7. The suspension system (100) according to claim 6, wherein the stator component (21) is sheathed in the mover component (22).

8. The suspension system (100) of claim 6, wherein the stator component (21) includes a stator mounting portion (211) and an electromagnetic coil (212), the electromagnetic coil (212) is wound around the stator mounting portion (211), the mover component (22) includes a cylinder (221) and a permanent magnet set (222) disposed on the cylinder (221), and the permanent magnet set (222) is coupled to the electromagnetic coil (212).
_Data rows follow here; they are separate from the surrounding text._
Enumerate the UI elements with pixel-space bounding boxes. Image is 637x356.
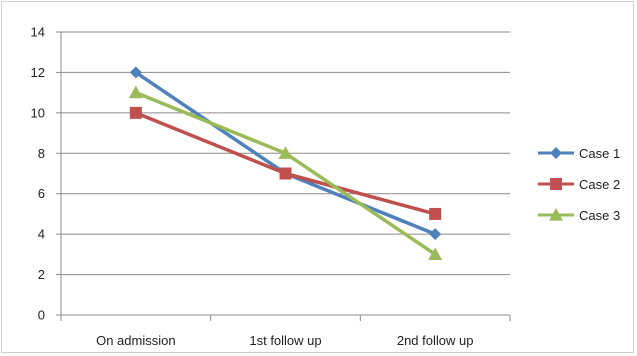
x-axis-ticks: On admission 1st follow up 2nd follow up xyxy=(60,315,511,348)
series-line xyxy=(135,111,436,216)
y-tick-label: 2 xyxy=(38,267,45,282)
data-point xyxy=(429,207,442,220)
x-tick-label: On admission xyxy=(96,333,175,348)
y-tick-label: 0 xyxy=(38,308,45,323)
series-2 xyxy=(129,106,442,220)
legend: Case 1 Case 2 Case 3 xyxy=(538,146,620,223)
legend-item: Case 3 xyxy=(538,208,620,223)
legend-label: Case 3 xyxy=(579,208,620,223)
legend-label: Case 2 xyxy=(579,177,620,192)
data-point xyxy=(279,167,292,180)
series-3 xyxy=(128,85,443,260)
data-point xyxy=(129,66,142,79)
legend-item: Case 1 xyxy=(538,146,620,161)
data-point xyxy=(428,247,443,260)
legend-swatch-marker xyxy=(549,208,563,221)
x-tick-label: 1st follow up xyxy=(249,333,321,348)
data-point xyxy=(278,146,293,159)
legend-label: Case 1 xyxy=(579,146,620,161)
y-tick-label: 8 xyxy=(38,146,45,161)
y-axis-ticks: 0 2 4 6 8 10 12 14 xyxy=(31,25,61,323)
legend-swatch-marker xyxy=(550,178,562,190)
series-layer xyxy=(128,66,443,260)
data-point xyxy=(128,85,143,99)
y-tick-label: 10 xyxy=(31,105,45,120)
data-point xyxy=(129,106,142,119)
legend-item: Case 2 xyxy=(538,177,620,192)
y-tick-label: 4 xyxy=(38,227,45,242)
y-tick-label: 14 xyxy=(31,25,45,40)
legend-swatch-marker xyxy=(550,147,562,159)
axes xyxy=(60,32,510,316)
x-tick-label: 2nd follow up xyxy=(397,333,474,348)
y-tick-label: 6 xyxy=(38,186,45,201)
data-point xyxy=(429,228,442,241)
y-tick-label: 12 xyxy=(31,65,45,80)
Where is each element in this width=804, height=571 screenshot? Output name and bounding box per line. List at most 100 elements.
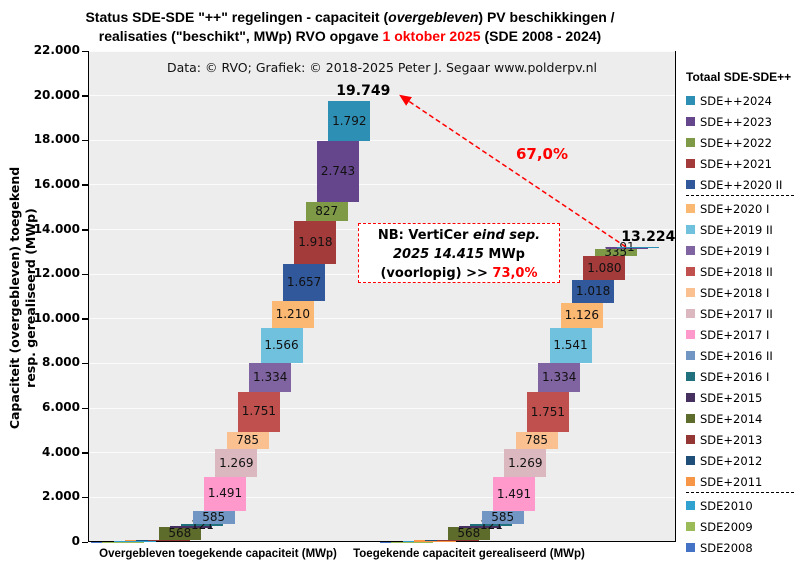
y-tick-mark [82, 139, 88, 142]
bar-segment-sde+2019-i [538, 362, 581, 393]
bar-segment-sde+2018-i [226, 431, 269, 450]
legend-swatch-icon [686, 246, 695, 255]
legend-item-label: SDE++2021 [700, 156, 772, 171]
legend-swatch-icon [686, 330, 695, 339]
bar-segment-sde++2024 [617, 246, 660, 248]
bar-segment-sde++2020-ii [572, 280, 615, 304]
title-line1-pre: Status SDE-SDE "++" regelingen - capacit… [85, 9, 389, 25]
legend-item-sde++2021: SDE++2021 [686, 153, 802, 174]
segment-value-label: 1.080 [587, 260, 622, 275]
legend-item-label: SDE+2014 [700, 411, 763, 426]
legend-swatch-icon [686, 267, 695, 276]
legend-item-sde+2016-ii: SDE+2016 II [686, 345, 802, 366]
legend-separator [686, 195, 794, 198]
bar-segment-sde+2014 [158, 526, 201, 540]
gridline [89, 362, 675, 364]
legend-item-label: SDE+2018 I [700, 285, 770, 300]
legend-item-sde+2017-i: SDE+2017 I [686, 324, 802, 345]
segment-value-label: 1.269 [219, 455, 254, 470]
y-axis-title: Capaciteit (overgebleven) toegekend resp… [7, 58, 41, 538]
y-tick-mark [82, 407, 88, 410]
segment-value-label: 785 [525, 432, 549, 447]
legend-item-sde+2019-i: SDE+2019 I [686, 240, 802, 261]
legend-swatch-icon [686, 543, 695, 552]
bar-segment-sde+2013 [147, 539, 190, 541]
y-tick-label: 0 [71, 534, 80, 548]
y-tick-label: 8.000 [42, 355, 80, 370]
chart-title: Status SDE-SDE "++" regelingen - capacit… [0, 8, 700, 46]
legend-item-label: SDE+2016 I [700, 369, 770, 384]
legend-swatch-icon [686, 372, 695, 381]
legend-item-sde2009: SDE2009 [686, 516, 802, 537]
bar-segment-sde+2019-ii [260, 327, 303, 363]
bar-segment-sde+2020-i [560, 303, 603, 329]
legend-item-sde2010: SDE2010 [686, 495, 802, 516]
gridline [89, 452, 675, 454]
legend-item-sde+2017-ii: SDE+2017 II [686, 303, 802, 324]
bar-segment-sde+2016-i [181, 523, 224, 527]
nb-line2-italic: 2025 14.415 [393, 247, 484, 262]
legend-item-label: SDE+2017 I [700, 327, 770, 342]
legend-item-sde+2016-i: SDE+2016 I [686, 366, 802, 387]
legend-item-sde+2013: SDE+2013 [686, 429, 802, 450]
bar-segment-sde+2018-ii [237, 392, 280, 432]
segment-value-label: 785 [236, 432, 260, 447]
y-tick-mark [82, 95, 88, 97]
bar-segment-sde+2019-ii [549, 328, 592, 363]
title-line1-italic: overgebleven [388, 9, 479, 25]
legend-item-label: SDE+2013 [700, 432, 763, 447]
bar-segment-sde+2018-i [515, 431, 558, 450]
title-line2-post: (SDE 2008 - 2024) [480, 28, 602, 44]
y-tick-mark [82, 50, 88, 52]
segment-value-label: 1.126 [564, 308, 599, 323]
y-tick-mark [82, 541, 88, 543]
nb-line3-pre: (voorlopig) >> [380, 266, 493, 281]
y-axis-title-line1: Capaciteit (overgebleven) toegekend [7, 166, 22, 430]
nb-line2: 2025 14.415 MWp [359, 245, 559, 264]
legend-swatch-icon [686, 180, 695, 189]
y-tick-label: 2.000 [42, 489, 80, 504]
x-category-right: Toegekende capaciteit gerealiseerd (MWp) [353, 548, 585, 560]
bar-segment-sde+2016-i [470, 523, 513, 527]
y-tick-mark [82, 496, 88, 499]
bar-total-label: 13.224 [621, 228, 676, 245]
bar-segment-sde+2013 [436, 539, 479, 541]
bar-segment-sde+2015 [170, 526, 213, 528]
gridline [89, 139, 675, 141]
legend-item-sde++2023: SDE++2023 [686, 111, 802, 132]
title-line2-pre: realisaties ("beschikt", MWp) RVO opgave [98, 28, 383, 44]
legend-swatch-icon [686, 435, 695, 444]
y-tick-mark [82, 318, 88, 320]
y-tick-label: 6.000 [42, 400, 80, 415]
percentage-annotation: 67,0% [515, 145, 569, 163]
bar-segment-sde++2023 [317, 141, 359, 203]
bar-segment-sde++2020-ii [283, 263, 326, 301]
legend-item-label: SDE+2018 II [700, 264, 773, 279]
title-line1-post: ) PV beschikkingen / [478, 9, 615, 25]
legend-item-sde+2012: SDE+2012 [686, 450, 802, 471]
nb-line1-pre: NB: VertiCer [377, 228, 473, 243]
legend-item-label: SDE+2011 [700, 474, 763, 489]
gridline [89, 407, 675, 409]
bar-segment-sde++2021 [294, 220, 337, 264]
segment-value-label: 1.334 [542, 370, 577, 385]
bar-segment-sde++2022 [594, 248, 637, 257]
y-tick-label: 20.000 [33, 87, 80, 102]
segment-value-label: 1.657 [286, 274, 322, 289]
y-tick-mark [82, 452, 88, 454]
legend-title: Totaal SDE-SDE++ [686, 70, 792, 84]
legend-swatch-icon [686, 309, 695, 318]
bar-segment-sde+2016-ii [481, 510, 524, 524]
segment-value-label: 1.018 [575, 284, 611, 299]
legend-swatch-icon [686, 351, 695, 360]
segment-value-label: 568 [168, 525, 192, 540]
nb-line1: NB: VertiCer eind sep. [359, 226, 559, 245]
legend-item-label: SDE++2020 II [700, 177, 783, 192]
nb-line3: (voorlopig) >> 73,0% [359, 264, 559, 283]
legend-item-label: SDE+2016 II [700, 348, 773, 363]
segment-value-label: 1.566 [264, 337, 299, 352]
legend-item-sde+2020-i: SDE+2020 I [686, 198, 802, 219]
legend-item-label: SDE2010 [700, 498, 753, 513]
bar-segment-sde+2017-i [204, 477, 246, 511]
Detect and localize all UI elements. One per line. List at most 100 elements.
9. The suspension system (100) of claim 8, wherein the plurality of electromagnetic coils (212) is provided in plurality, the plurality of electromagnetic coils (212) is arranged at intervals around the circumference of the stator mounting portion (211), the plurality of permanent magnet groups (222) is provided in plurality, the plurality of permanent magnet groups (222) is arranged at intervals around the circumference of the cylinder body (221), and the plurality of permanent magnet groups (222) and the plurality of electromagnetic coils (212) are arranged in one-to-one correspondence.

10. The suspension system (100) of claim 9, wherein each of the permanent magnet groups (222) includes a plurality of permanent magnets (223) spaced apart along a height of the cylinder (221).

11. A vehicle, characterized by comprising: vehicle body (300), an axle (200) and a suspension system (100) according to any one of claims 1-10.